I'm just start learning linear algebra from basis. please help in the above observations.
Thank you.
Are these implication related to these basis concepts of generalized inverse of a matrix or correct, if not please suggestion/hint. Thank you.
Let for $A \in \mathbb{R}^{m \times n};$
Note: In stranded conventions of SVD, $V$ contains basis of row space and null space after rationalization, $U$ conatins basis of column space and left null space vectors after orthogonalization of the matrix $A.$
Let $A=U\Sigma V^T$ where $U,V$ are orthogonal operators.
$Ax=b \iff (U\Sigma V^T) x=b$; $b \in col(A)$ and $x \in Row(A) \cup Null(A)=\mathbb{R}^n.$
Using SVD; $A^+=V\Sigma^+ U^T$
So, $A^+y=x \implies A^+y=V\Sigma^+ U^Ty=x$ Hence can we justifies Statement* like $\implies A^+ $ maps basis of column space into basis of row space (the analogy is like any inverse function.)
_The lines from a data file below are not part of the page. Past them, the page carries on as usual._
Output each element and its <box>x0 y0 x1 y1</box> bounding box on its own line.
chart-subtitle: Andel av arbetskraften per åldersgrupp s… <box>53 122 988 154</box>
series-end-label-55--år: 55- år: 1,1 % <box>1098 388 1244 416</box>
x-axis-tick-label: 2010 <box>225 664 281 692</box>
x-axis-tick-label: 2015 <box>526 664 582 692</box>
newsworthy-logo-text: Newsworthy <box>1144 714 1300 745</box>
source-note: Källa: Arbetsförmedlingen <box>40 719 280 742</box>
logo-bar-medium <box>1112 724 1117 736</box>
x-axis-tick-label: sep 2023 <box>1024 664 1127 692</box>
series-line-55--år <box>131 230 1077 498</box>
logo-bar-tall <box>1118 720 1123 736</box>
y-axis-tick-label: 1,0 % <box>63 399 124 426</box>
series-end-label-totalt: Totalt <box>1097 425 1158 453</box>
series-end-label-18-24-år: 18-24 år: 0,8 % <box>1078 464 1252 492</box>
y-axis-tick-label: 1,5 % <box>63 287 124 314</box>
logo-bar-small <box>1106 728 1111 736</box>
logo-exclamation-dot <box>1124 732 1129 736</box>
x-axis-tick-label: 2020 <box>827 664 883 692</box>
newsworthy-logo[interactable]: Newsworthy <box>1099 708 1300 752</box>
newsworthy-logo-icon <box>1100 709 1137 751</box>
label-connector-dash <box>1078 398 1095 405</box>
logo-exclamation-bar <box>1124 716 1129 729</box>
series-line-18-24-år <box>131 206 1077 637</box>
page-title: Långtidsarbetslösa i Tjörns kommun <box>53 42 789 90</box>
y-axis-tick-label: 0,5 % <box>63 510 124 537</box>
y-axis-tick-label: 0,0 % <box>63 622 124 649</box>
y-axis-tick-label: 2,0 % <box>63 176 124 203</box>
and $A^+y=0 \implies y \in N(A^T);$ can we say $A^+$ maps the whole left null space(i.e.$N(A^T)$) of $A$ into the $N(A)$.
2nd version: we know $A:\mathbb{R}^{n} \to \mathbb{R}^{m}$
If $Col(A) \subseteq \mathbb{R}^{m} $ from $Ax=y ; y \in Col(A) \implies A^+Ax=A^+y \implies x=A^+y$ Since $A^+A$ is projection matrix on the row space of $A$. So Clearly $A^+$ acts as a inverse function and transformed column space into row space.
and the left null space to zero space via $A^+.$
I think this is correct explanation of the given question.
Any suggestions is highly appreciated.